Meet Rachel Firestone – a Cooking Matters instructor who took her volunteer role to the next level with the help of her generous network.
Tell us a little bit about yourself. My name is Rachel Firestone; I’m from Pittsburgh and grew up in Squirrel Hill and went to Allderdice High School. I returned to Pittsburgh in 2014 with my husband, two boys, and now a new puppy, after several years in the San Francisco Bay Area focusing on web development and technology. I have also trained and worked as a Pastry Chef for a James Beard award-winning restaurant and several others. Currently, I’m a co-Chair of Women’s Philanthropy with the Jewish Federation of Greater Pittsburgh and an Advisory Board member of Repair the World: Pittsburgh.
Why and how did you get involved with Cooking Matters? I first got involved in 412 Food Rescue through my involvement with Repair the World: Pittsburgh. I started doing a regular rescue with 412 Food Rescue and then learned about the training program to be a culinary instructor with Cooking Matters. I’ve taught cooking in the past, and thought of no better way to give my time and experience to others. It was a natural fit for me, because of my love of cooking and I wanted to help individuals and families who have food insecurity with the tools to cook healthy meals for themselves.
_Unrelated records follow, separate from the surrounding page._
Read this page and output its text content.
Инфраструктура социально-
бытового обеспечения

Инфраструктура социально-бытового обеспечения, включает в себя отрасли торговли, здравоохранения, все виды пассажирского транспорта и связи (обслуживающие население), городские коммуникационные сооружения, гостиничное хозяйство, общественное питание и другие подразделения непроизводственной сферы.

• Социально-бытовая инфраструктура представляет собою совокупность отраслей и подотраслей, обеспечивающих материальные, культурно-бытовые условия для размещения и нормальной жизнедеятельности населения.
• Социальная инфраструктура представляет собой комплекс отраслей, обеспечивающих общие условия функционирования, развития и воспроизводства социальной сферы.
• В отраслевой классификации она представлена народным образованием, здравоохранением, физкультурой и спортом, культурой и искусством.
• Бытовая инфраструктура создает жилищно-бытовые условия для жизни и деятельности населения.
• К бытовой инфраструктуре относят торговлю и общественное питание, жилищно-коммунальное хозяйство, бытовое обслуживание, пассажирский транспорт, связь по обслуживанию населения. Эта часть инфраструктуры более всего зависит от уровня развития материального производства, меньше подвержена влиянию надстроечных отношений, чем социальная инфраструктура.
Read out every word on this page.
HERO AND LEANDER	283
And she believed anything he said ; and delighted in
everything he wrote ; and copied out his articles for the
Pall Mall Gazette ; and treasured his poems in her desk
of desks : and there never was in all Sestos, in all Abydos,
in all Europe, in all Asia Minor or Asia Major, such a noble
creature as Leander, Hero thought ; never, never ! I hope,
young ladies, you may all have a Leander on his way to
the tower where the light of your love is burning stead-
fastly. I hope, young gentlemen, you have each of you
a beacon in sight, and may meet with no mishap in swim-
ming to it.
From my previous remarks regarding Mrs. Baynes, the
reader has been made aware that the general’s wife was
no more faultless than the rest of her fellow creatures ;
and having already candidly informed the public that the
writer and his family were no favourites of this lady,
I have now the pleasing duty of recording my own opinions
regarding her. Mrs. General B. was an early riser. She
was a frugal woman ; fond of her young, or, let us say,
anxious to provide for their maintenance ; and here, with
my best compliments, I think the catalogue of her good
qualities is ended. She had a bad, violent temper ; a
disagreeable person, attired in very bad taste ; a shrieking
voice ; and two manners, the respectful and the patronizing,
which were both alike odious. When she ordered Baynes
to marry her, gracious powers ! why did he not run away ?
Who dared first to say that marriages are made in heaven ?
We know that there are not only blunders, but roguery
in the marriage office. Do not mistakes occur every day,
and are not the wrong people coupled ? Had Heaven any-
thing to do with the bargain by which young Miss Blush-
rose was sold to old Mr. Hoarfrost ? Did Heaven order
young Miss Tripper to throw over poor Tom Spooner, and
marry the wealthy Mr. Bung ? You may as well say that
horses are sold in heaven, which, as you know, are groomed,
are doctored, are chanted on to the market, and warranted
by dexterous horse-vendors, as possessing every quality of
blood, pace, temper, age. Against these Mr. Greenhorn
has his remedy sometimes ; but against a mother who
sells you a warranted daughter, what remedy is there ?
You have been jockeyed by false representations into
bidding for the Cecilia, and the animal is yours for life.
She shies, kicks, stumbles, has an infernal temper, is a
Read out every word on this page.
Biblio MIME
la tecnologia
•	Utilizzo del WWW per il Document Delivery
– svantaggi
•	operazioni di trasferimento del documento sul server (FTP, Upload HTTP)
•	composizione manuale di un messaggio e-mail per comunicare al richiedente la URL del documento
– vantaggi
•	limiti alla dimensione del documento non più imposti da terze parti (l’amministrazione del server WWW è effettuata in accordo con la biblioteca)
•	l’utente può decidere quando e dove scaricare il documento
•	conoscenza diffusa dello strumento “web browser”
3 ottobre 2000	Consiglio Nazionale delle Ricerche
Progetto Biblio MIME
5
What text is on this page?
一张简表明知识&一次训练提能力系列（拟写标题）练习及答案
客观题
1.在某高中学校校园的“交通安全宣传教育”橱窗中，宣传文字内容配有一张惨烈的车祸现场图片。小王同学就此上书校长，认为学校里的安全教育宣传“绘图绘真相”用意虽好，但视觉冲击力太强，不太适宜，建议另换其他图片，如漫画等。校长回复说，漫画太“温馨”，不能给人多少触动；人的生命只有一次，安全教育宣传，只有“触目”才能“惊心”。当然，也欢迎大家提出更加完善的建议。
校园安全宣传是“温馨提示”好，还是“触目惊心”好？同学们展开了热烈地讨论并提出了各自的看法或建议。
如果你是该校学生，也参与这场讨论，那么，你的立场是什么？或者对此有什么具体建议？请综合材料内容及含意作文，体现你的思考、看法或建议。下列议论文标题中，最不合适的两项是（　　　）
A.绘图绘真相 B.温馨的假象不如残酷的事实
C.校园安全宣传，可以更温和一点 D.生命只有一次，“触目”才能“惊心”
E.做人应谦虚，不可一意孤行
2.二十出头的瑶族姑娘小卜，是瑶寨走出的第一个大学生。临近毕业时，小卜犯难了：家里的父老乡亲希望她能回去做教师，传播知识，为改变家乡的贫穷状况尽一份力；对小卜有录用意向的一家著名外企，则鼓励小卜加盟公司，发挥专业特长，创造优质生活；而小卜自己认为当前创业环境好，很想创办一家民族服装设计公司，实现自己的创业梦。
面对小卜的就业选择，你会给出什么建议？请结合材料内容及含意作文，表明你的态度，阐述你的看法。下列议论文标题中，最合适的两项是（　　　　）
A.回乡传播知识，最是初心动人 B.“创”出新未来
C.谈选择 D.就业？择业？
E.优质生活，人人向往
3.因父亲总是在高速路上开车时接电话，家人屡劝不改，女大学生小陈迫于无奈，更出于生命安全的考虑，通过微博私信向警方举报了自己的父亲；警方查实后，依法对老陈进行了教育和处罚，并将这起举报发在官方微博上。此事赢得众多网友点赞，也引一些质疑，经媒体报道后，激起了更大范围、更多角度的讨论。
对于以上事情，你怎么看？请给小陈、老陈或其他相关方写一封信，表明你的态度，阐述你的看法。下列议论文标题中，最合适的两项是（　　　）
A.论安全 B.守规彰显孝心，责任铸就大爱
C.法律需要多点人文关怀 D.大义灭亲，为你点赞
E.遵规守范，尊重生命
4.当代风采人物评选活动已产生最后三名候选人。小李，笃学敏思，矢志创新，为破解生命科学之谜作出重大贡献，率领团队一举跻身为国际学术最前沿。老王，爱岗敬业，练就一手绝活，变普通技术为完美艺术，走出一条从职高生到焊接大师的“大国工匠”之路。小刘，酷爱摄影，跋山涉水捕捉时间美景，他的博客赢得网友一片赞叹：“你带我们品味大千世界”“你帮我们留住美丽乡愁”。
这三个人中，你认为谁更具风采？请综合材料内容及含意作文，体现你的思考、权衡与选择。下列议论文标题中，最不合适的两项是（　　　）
What has your experience been at CHS? Working with CHS was an eye opening experience. The residents of CHS have unique needs and had varying levels of cooking experience. The course gave them an opportunity to engage with other residents, find joy in cooking, and build the confidence and skills to cook for themselves, when many of them were having microwave meals.
What compelled you to further your involvement in this organization and with the participants we serve? To me, the population that CHS services is a forgotten population. What I mean by that, is that many of us don’t recognize what it means to rely on community services for basic needs such as housing, support to get back on our feet, and not being able to live with our families, and unless we have direct exposure to this population, most of us don’t understand their circumstances and what it is like to be in that position. Our class took place from October to December, and while the class was going on, it occurred to me that many of these residents would be alone for Thanksgiving and Christmas. It was important to me, as the holiday season came around, to give these folks some holiday cheer, so I asked some friends on Facebook if they would be willing to chip in $10 to get the residents a catered meal from Whole Foods for Thanksgiving. I was blown away by the generosity of my friends, and I raised over $900 in 48 hours, enough for three holiday meals for the residents of CHS – Thanksgiving dinner, Christmas Dinner, and a special holiday in the future.
My new course with Cooking Matters is at the Pitt Pantry. This population has a more advanced skill-set, but just needs a little push with creativity and confidence. In our first lesson, we talked about chopping, mincing, and dicing for the purposes of making Turkey Chili. It was very fun to see the students want to try these techniques. Cooking Matters is so amazing because it spreads the message that eating healthfully is accessible, it’s uncomplicated, and it does not have to be expensive.
If you could give someone one reason to get involved with our food education programs, what would it be? There is hardly a more rewarding gift than watching someone develop a new skill that will serve themselves and their families for a lifetime. The impact can be exponential. In addition, the kitchen is the heart of a home, and being able to help others cook, and build relationships and memories, is such a small thing a person to do to have a tremendous impact on the quality of someone else’s life.